TORAH → FOR THE RECORD Issue 1041 · December 18, 2024

Cholent Is Its Name

From the times of Chazal, Jews kept the cherished custom of serving a hot dish as part of the Shabbos day repast

Cholent Is Its Name
Title: Cholent Is Its Name
Location: New York
Document: Advertisements in the Yiddish Press
Time: 1930s
Every Friday, my mother used to send me to the baker to have him cook the cholent that she always prepared for the Sabbath. I loved eating the special dish, traditionally prepared to eat on the Jewish Sabbath, the day of rest when no cooking was allowed. She would make the cholent with a great deal of care and attention, using beans and potatoes and brown eggs and vegetables. When we had the money, she would add meat.
You could always tell our financial situation that week by the quality of the meat she bought for the cholent. If times were comparatively prosperous, she would get a good piece of beef from the butcher, a large chunk. But most of the time, it was scraggly pieces, which were all she could afford. Sometimes, when the situation was very bad, there was no meat at all. I could tell by the look on her face how much meat there would be in the cholent when she handed me the dish to take to the baker.
There were many weeks when she looked miserable. She hated seeing us go hungry, and she was always ready to give us her share because, like every Jewish mother in the neighborhood, she gladly sacrificed herself for the children.
Even as a little boy, I remember swearing to myself that when I grew up, I’d be very rich, and I’d make sure that for the rest of her days, my mother had only the best. In my childish mind I saw us all having a cholent with lots of meat every Friday night for the rest of our lives, a Sabbath dish with the best beef in the world. That was what I dreamed for the future, and I have a feeling that my desire to be rich, to have the best of everything, stems from those Fridays when I saw my mother’s face as she handed me the cholent dish.
—Meyer Lansky

From the times of Chazal, Jews kept the cherished custom of serving a hot dish as part of the Shabbos day repast. The reasons for this were halachic in origin. Unlike the Sadducees or the later Karaites, Rabbinic Jews believing in Torah shebe’al peh understood that utilizing heat on Shabbos is permitted provided that the fire was kindled before Shabbos. As a demonstration of loyalty to Rabbinic Judaism, the custom arose in the early centuries following the destruction of the Beis Hamikdash to include a hot dish in the Shabbos daytime meal. But the ingredients of that dish would take on many permutations over the millennia, developing new variations across the diaspora.
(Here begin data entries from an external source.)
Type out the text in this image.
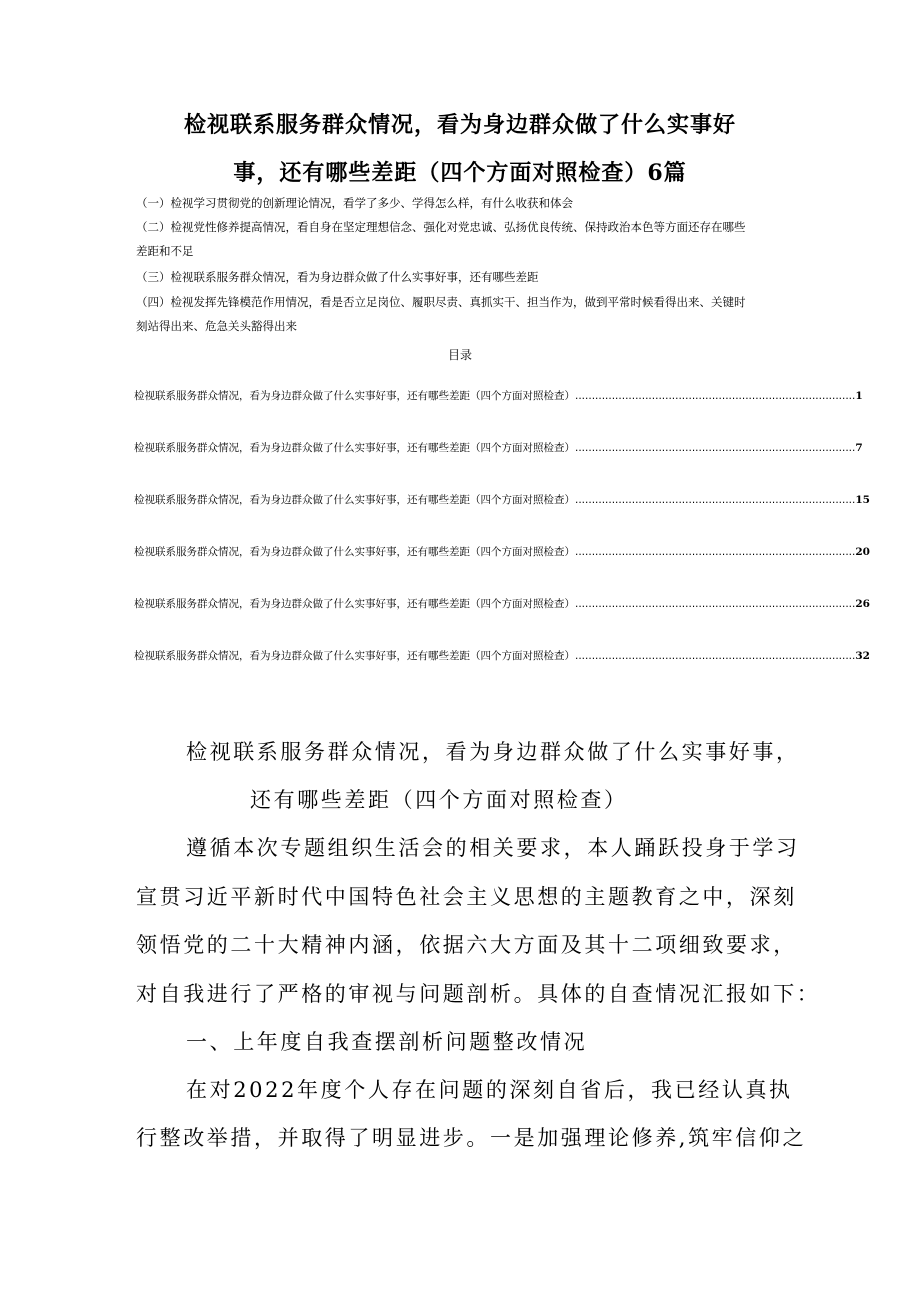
检视联系服务群众情况，看为身边群众做了什么实事好
事，还有哪些差距（四个方面对照检查）6篇
（一）检视学习贯彻党的创新理论情况，看学了多少、学得怎么样，有什么收获和体会
（二）检视党性修养提高情况，看自身在坚定理想信念、强化对党忠诚、弘扬优良传统、保持政治本色等方面还存在哪些
差距和不足
（三）检视联系服务群众情况，看为身边群众做了什么实事好事，还有哪些差距
（四）检视发挥先锋模范作用情况，看是否立足岗位、履职尽责、真抓实干、担当作为，做到平常时候看得出来、关键时
刻站得出来、危急关头豁得出来
目录
检视联系服务群众情况，看为身边群众做了什么实事好事，还有哪些差距（四个方面对照检查） .................................................................................... 1
检视联系服务群众情况，看为身边群众做了什么实事好事，还有哪些差距（四个方面对照检查） .................................................................................... 7
检视联系服务群众情况，看为身边群众做了什么实事好事，还有哪些差距（四个方面对照检查） .................................................................................... 15
检视联系服务群众情况，看为身边群众做了什么实事好事，还有哪些差距（四个方面对照检查） .................................................................................... 20
检视联系服务群众情况，看为身边群众做了什么实事好事，还有哪些差距（四个方面对照检查） .................................................................................... 26
检视联系服务群众情况，看为身边群众做了什么实事好事，还有哪些差距（四个方面对照检查） .................................................................................... 32
检视联系服务群众情况，看为身边群众做了什么实事好事，
还有哪些差距（四个方面对照检查）
遵循本次专题组织生活会的相关要求，本人踊跃投身于学习
宣贯习近平新时代中国特色社会主义思想的主题教育之中，深刻
领悟党的二十大精神内涵，依据六大方面及其十二项细致要求，
对自我进行了严格的审视与问题剖析。具体的自查情况汇报如下：
一、上年度自我查摆剖析问题整改情况
在对2022年度个人存在问题的深刻自省后，我已经认真执
行整改举措，并取得了明显进步。一是加强理论修养,筑牢信仰之
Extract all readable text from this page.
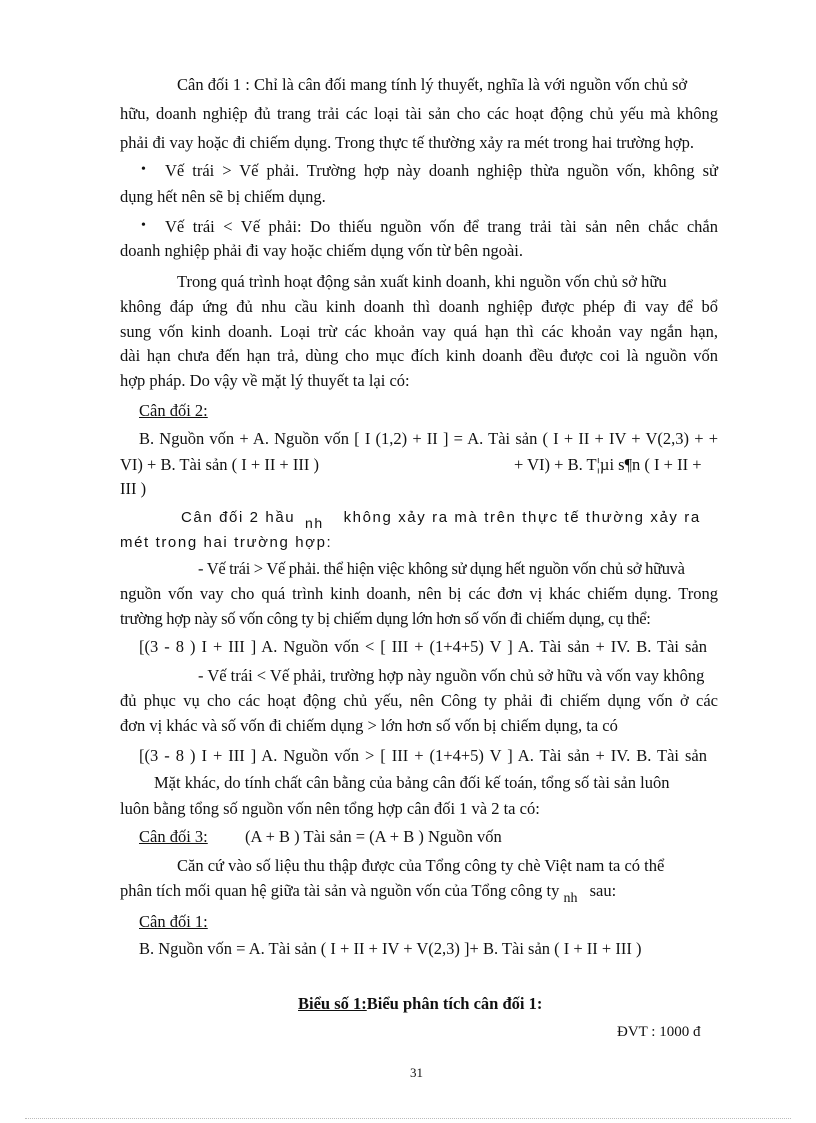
Cân đối 1 : Chỉ là cân đối mang tính lý thuyết, nghĩa là với nguồn vốn chủ sở
hữu, doanh nghiệp đủ trang trải các loại tài sản cho các hoạt động chủ yếu mà không
phải đi vay hoặc đi chiếm dụng. Trong thực tế thường xảy ra mét trong hai trường hợp.
• Vế trái > Vế phải. Trường hợp này doanh nghiệp thừa nguồn vốn, không sử
dụng hết nên sẽ bị chiếm dụng.
• Vế trái < Vế phải: Do thiếu nguồn vốn để trang trải tài sản nên chắc chắn
doanh nghiệp phải đi vay hoặc chiếm dụng vốn từ bên ngoài.
Trong quá trình hoạt động sản xuất kinh doanh, khi nguồn vốn chủ sở hữu
không đáp ứng đủ nhu cầu kinh doanh thì doanh nghiệp được phép đi vay để bổ
sung vốn kinh doanh. Loại trừ các khoản vay quá hạn thì các khoản vay ngắn hạn,
dài hạn chưa đến hạn trả, dùng cho mục đích kinh doanh đều được coi là nguồn vốn
hợp pháp. Do vậy về mặt lý thuyết ta lại có:
Cân đối 2:
B. Nguồn vốn + A. Nguồn vốn [ I (1,2) + II ] = A. Tài sản ( I + II + IV + V(2,3) + +
VI) + B. Tài sản ( I + II + III )	+ VI) + B. T¦µi s¶n ( I + II +
III )
Cân đối 2 hầu nh không xảy ra mà trên thực tế thường xảy ra
mét trong hai trường hợp:
- Vế trái > Vế phải. thể hiện việc không sử dụng hết nguồn vốn chủ sở hữuvà
nguồn vốn vay cho quá trình kinh doanh, nên bị các đơn vị khác chiếm dụng. Trong
trường hợp này số vốn công ty bị chiếm dụng lớn hơn số vốn đi chiếm dụng, cụ thể:
[(3 - 8 ) I + III ] A. Nguồn vốn < [ III + (1+4+5) V ] A. Tài sản + IV. B. Tài sản
- Vế trái < Vế phải, trường hợp này nguồn vốn chủ sở hữu và vốn vay không
đủ phục vụ cho các hoạt động chủ yếu, nên Công ty phải đi chiếm dụng vốn ở các
đơn vị khác và số vốn đi chiếm dụng > lớn hơn số vốn bị chiếm dụng, ta có
[(3 - 8 ) I + III ] A. Nguồn vốn > [ III + (1+4+5) V ] A. Tài sản + IV. B. Tài sản
Mặt khác, do tính chất cân bằng của bảng cân đối kế toán, tổng số tài sản luôn
luôn bằng tổng số nguồn vốn nên tổng hợp cân đối 1 và 2 ta có:
Cân đối 3: (A + B ) Tài sản = (A + B ) Nguồn vốn
Căn cứ vào số liệu thu thập được của Tổng công ty chè Việt nam ta có thể
phân tích mối quan hệ giữa tài sản và nguồn vốn của Tổng công ty $_{nh}$ sau:
Cân đối 1:
B. Nguồn vốn = A. Tài sản ( I + II + IV + V(2,3) ]+ B. Tài sản ( I + II + III )
Biểu số 1:Biểu phân tích cân đối 1:
ĐVT : 1000 đ
31
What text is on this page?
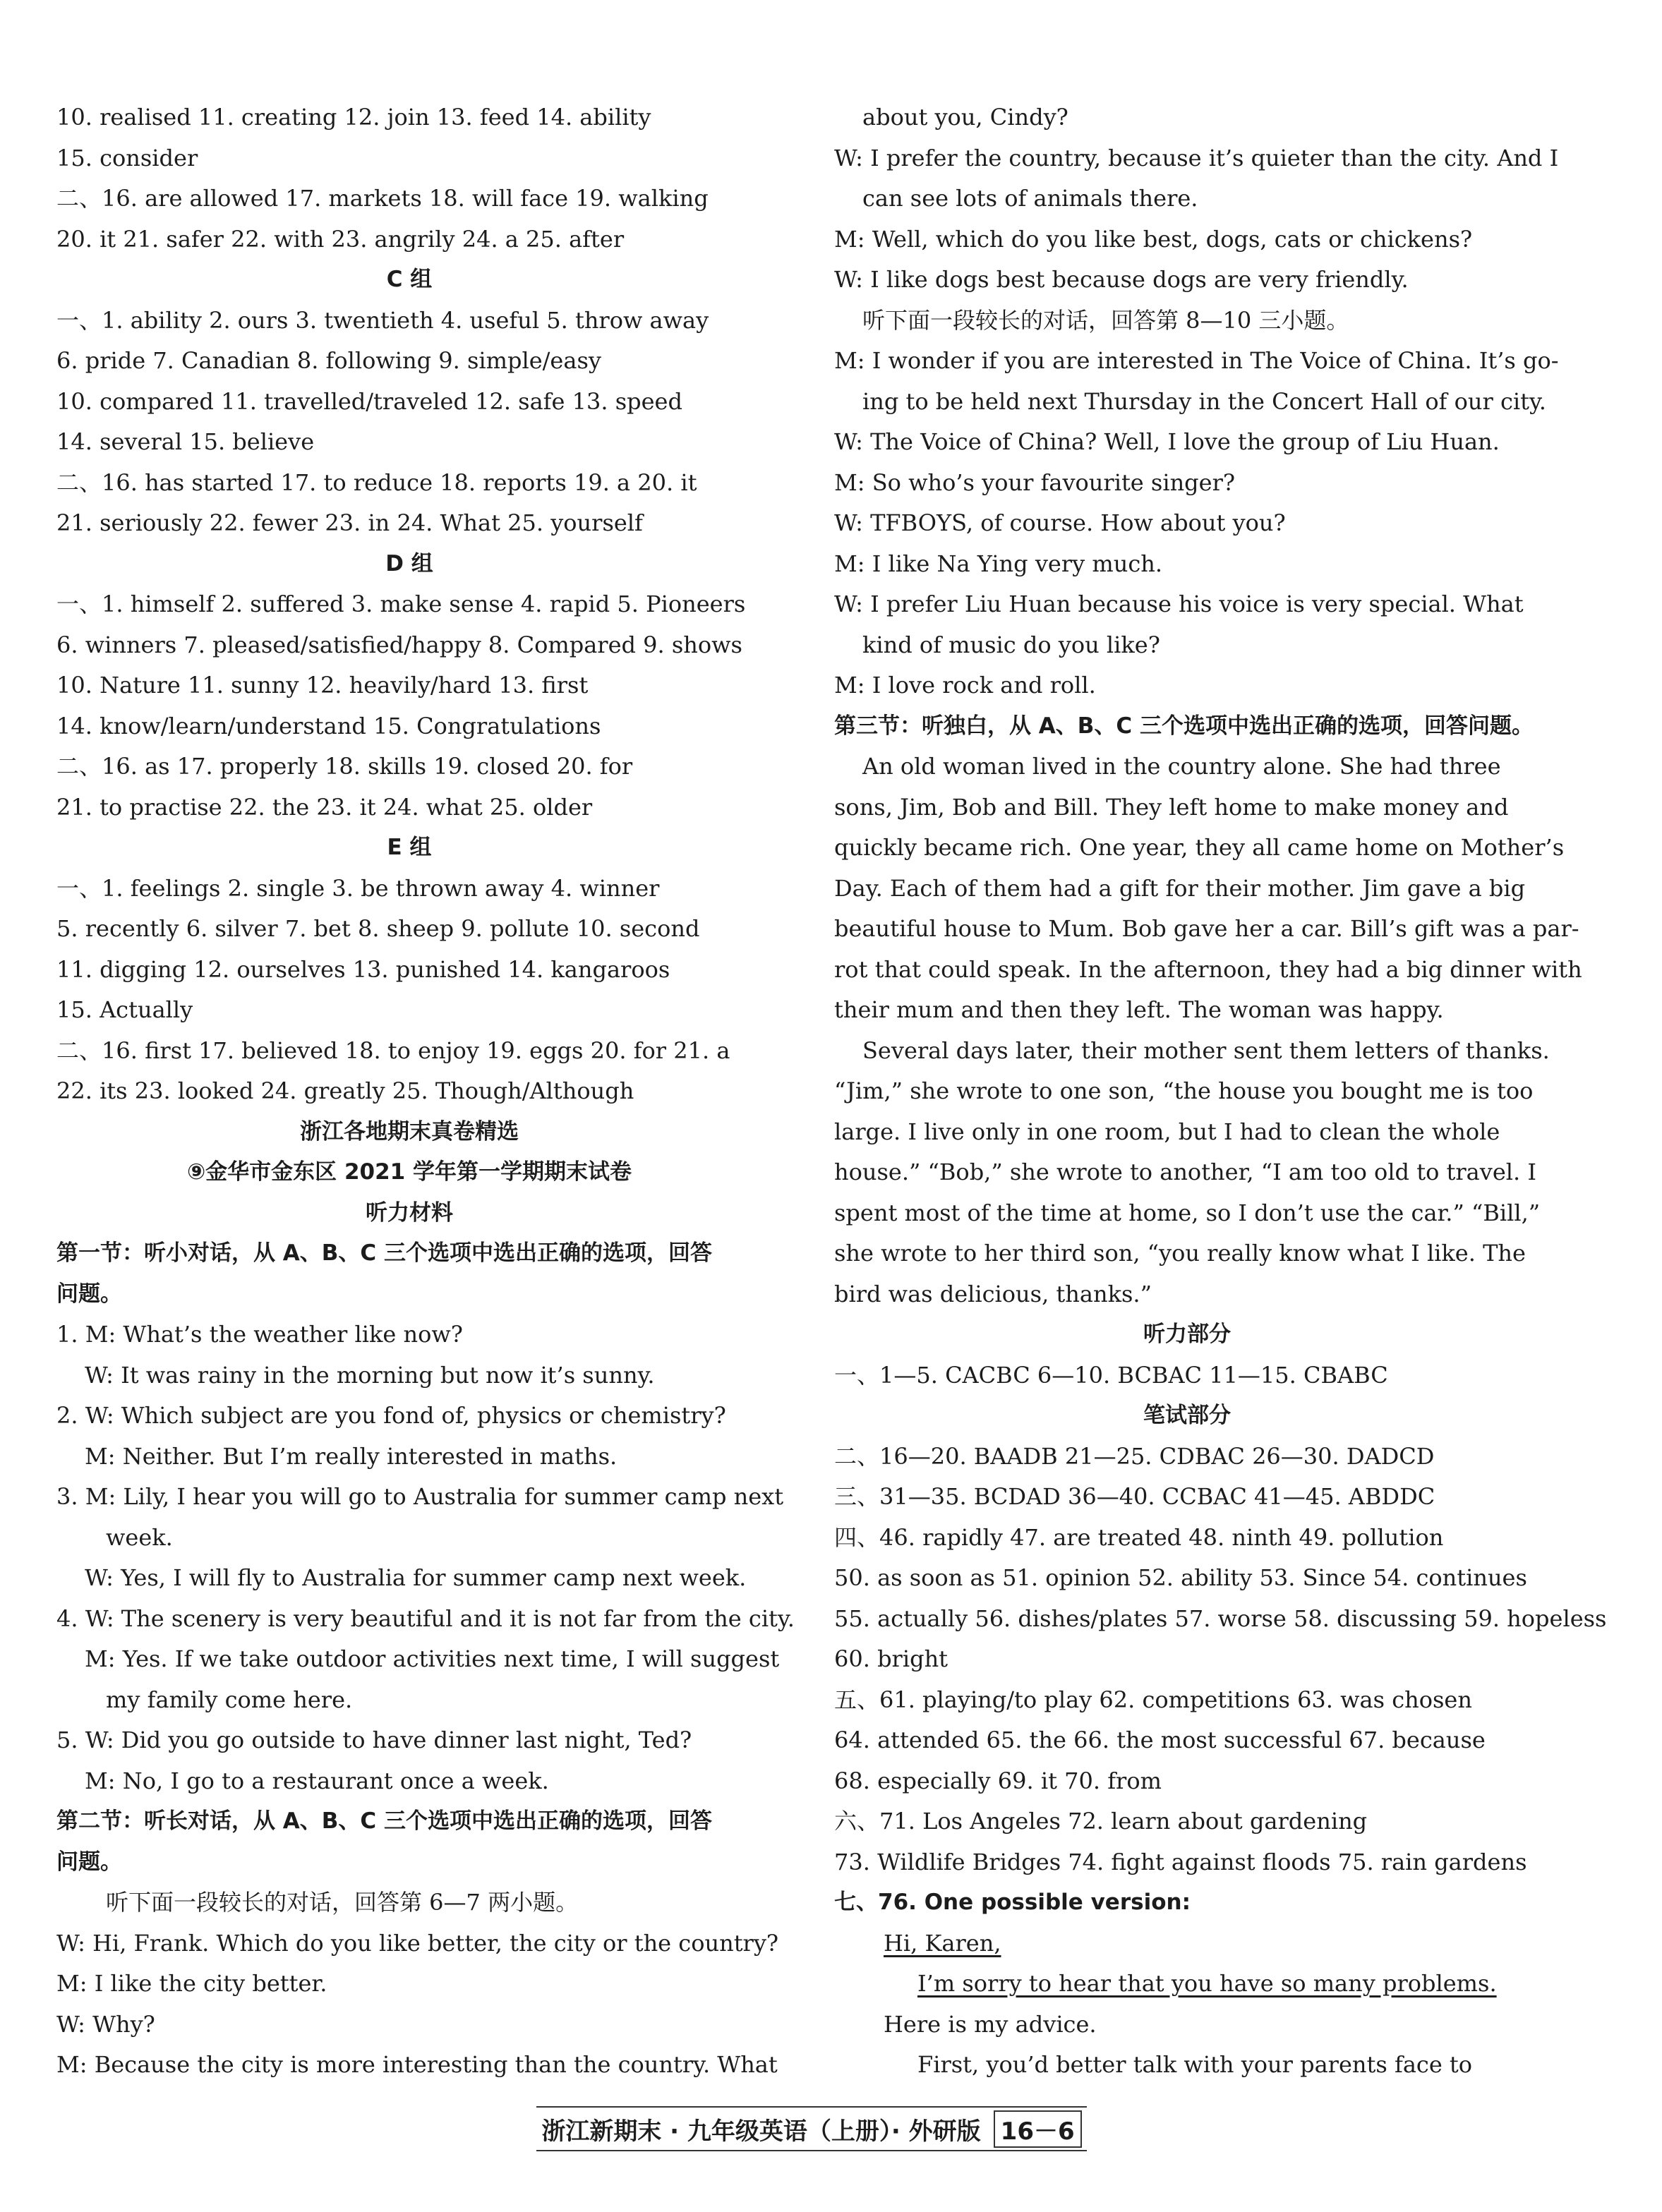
10. realised 11. creating 12. join 13. feed 14. ability
15. consider
二、16. are allowed 17. markets 18. will face 19. walking
20. it 21. safer 22. with 23. angrily 24. a 25. after
C 组
一、1. ability 2. ours 3. twentieth 4. useful 5. throw away
6. pride 7. Canadian 8. following 9. simple/easy
10. compared 11. travelled/traveled 12. safe 13. speed
14. several 15. believe
二、16. has started 17. to reduce 18. reports 19. a 20. it
21. seriously 22. fewer 23. in 24. What 25. yourself
D 组
一、1. himself 2. suffered 3. make sense 4. rapid 5. Pioneers
6. winners 7. pleased/satisfied/happy 8. Compared 9. shows
10. Nature 11. sunny 12. heavily/hard 13. first
14. know/learn/understand 15. Congratulations
二、16. as 17. properly 18. skills 19. closed 20. for
21. to practise 22. the 23. it 24. what 25. older
E 组
一、1. feelings 2. single 3. be thrown away 4. winner
5. recently 6. silver 7. bet 8. sheep 9. pollute 10. second
11. digging 12. ourselves 13. punished 14. kangaroos
15. Actually
二、16. first 17. believed 18. to enjoy 19. eggs 20. for 21. a
22. its 23. looked 24. greatly 25. Though/Although
浙江各地期末真卷精选
⑨金华市金东区 2021 学年第一学期期末试卷
听力材料
第一节：听小对话，从 A、B、C 三个选项中选出正确的选项，回答
问题。
1. M: What’s the weather like now?
W: It was rainy in the morning but now it’s sunny.
2. W: Which subject are you fond of, physics or chemistry?
M: Neither. But I’m really interested in maths.
3. M: Lily, I hear you will go to Australia for summer camp next
week.
W: Yes, I will fly to Australia for summer camp next week.
4. W: The scenery is very beautiful and it is not far from the city.
M: Yes. If we take outdoor activities next time, I will suggest
my family come here.
5. W: Did you go outside to have dinner last night, Ted?
M: No, I go to a restaurant once a week.
第二节：听长对话，从 A、B、C 三个选项中选出正确的选项，回答
问题。
听下面一段较长的对话，回答第 6—7 两小题。
W: Hi, Frank. Which do you like better, the city or the country?
M: I like the city better.
W: Why?
M: Because the city is more interesting than the country. What
about you, Cindy?
W: I prefer the country, because it’s quieter than the city. And I
can see lots of animals there.
M: Well, which do you like best, dogs, cats or chickens?
W: I like dogs best because dogs are very friendly.
听下面一段较长的对话，回答第 8—10 三小题。
M: I wonder if you are interested in The Voice of China. It’s go-
ing to be held next Thursday in the Concert Hall of our city.
W: The Voice of China? Well, I love the group of Liu Huan.
M: So who’s your favourite singer?
W: TFBOYS, of course. How about you?
M: I like Na Ying very much.
W: I prefer Liu Huan because his voice is very special. What
kind of music do you like?
M: I love rock and roll.
第三节：听独白，从 A、B、C 三个选项中选出正确的选项，回答问题。
An old woman lived in the country alone. She had three
sons, Jim, Bob and Bill. They left home to make money and
quickly became rich. One year, they all came home on Mother’s
Day. Each of them had a gift for their mother. Jim gave a big
beautiful house to Mum. Bob gave her a car. Bill’s gift was a par-
rot that could speak. In the afternoon, they had a big dinner with
their mum and then they left. The woman was happy.
Several days later, their mother sent them letters of thanks.
“Jim,” she wrote to one son, “the house you bought me is too
large. I live only in one room, but I had to clean the whole
house.” “Bob,” she wrote to another, “I am too old to travel. I
spent most of the time at home, so I don’t use the car.” “Bill,”
she wrote to her third son, “you really know what I like. The
bird was delicious, thanks.”
听力部分
一、1—5. CACBC 6—10. BCBAC 11—15. CBABC
笔试部分
二、16—20. BAADB 21—25. CDBAC 26—30. DADCD
三、31—35. BCDAD 36—40. CCBAC 41—45. ABDDC
四、46. rapidly 47. are treated 48. ninth 49. pollution
50. as soon as 51. opinion 52. ability 53. Since 54. continues
55. actually 56. dishes/plates 57. worse 58. discussing 59. hopeless
60. bright
五、61. playing/to play 62. competitions 63. was chosen
64. attended 65. the 66. the most successful 67. because
68. especially 69. it 70. from
六、71. Los Angeles 72. learn about gardening
73. Wildlife Bridges 74. fight against floods 75. rain gardens
七、76. One possible version:
Hi, Karen,
I’m sorry to hear that you have so many problems.
Here is my advice.
First, you’d better talk with your parents face to
浙江新期末 · 九年级英语（上册）· 外研版 16－6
What likely began as something very similar to the Middle Eastern dish harissa, basically ground wheat mixed with meat and local seasoning, eventually evolved as it migrated to other domains. During Spain’s golden age, Sephardic chefs added chickpeas and beans to their hamin. Centuries later, conversos preparing hamin did so at risk to their lives, and officers of the Inquisition knew to search for it in their homes. It became a symbol of underground Judaism on the Iberian Peninsula in the centuries following the expulsion edict of 1492.

Meanwhile, Sephardic culinary customs migrated north through Provence into France. The Ashkenazi Jewish community slowly adopted hamin in the 12th century and referred to it by the Old French word for warm, chalt. As the Shabbos delicacy migrated further east to the German lands of Bohemia and Moravia and later to Poland, the word evolved into “cholent.”

The discovery of the New World and the introduction of foods and grains from there would have a decisive impact on the recipe for cholent. Beans and, of course, potatoes, emerged as the staple ingredients of cholent from the 16th century. Beef was generally a constant component, although in some regions of central Europe, goose was preferred.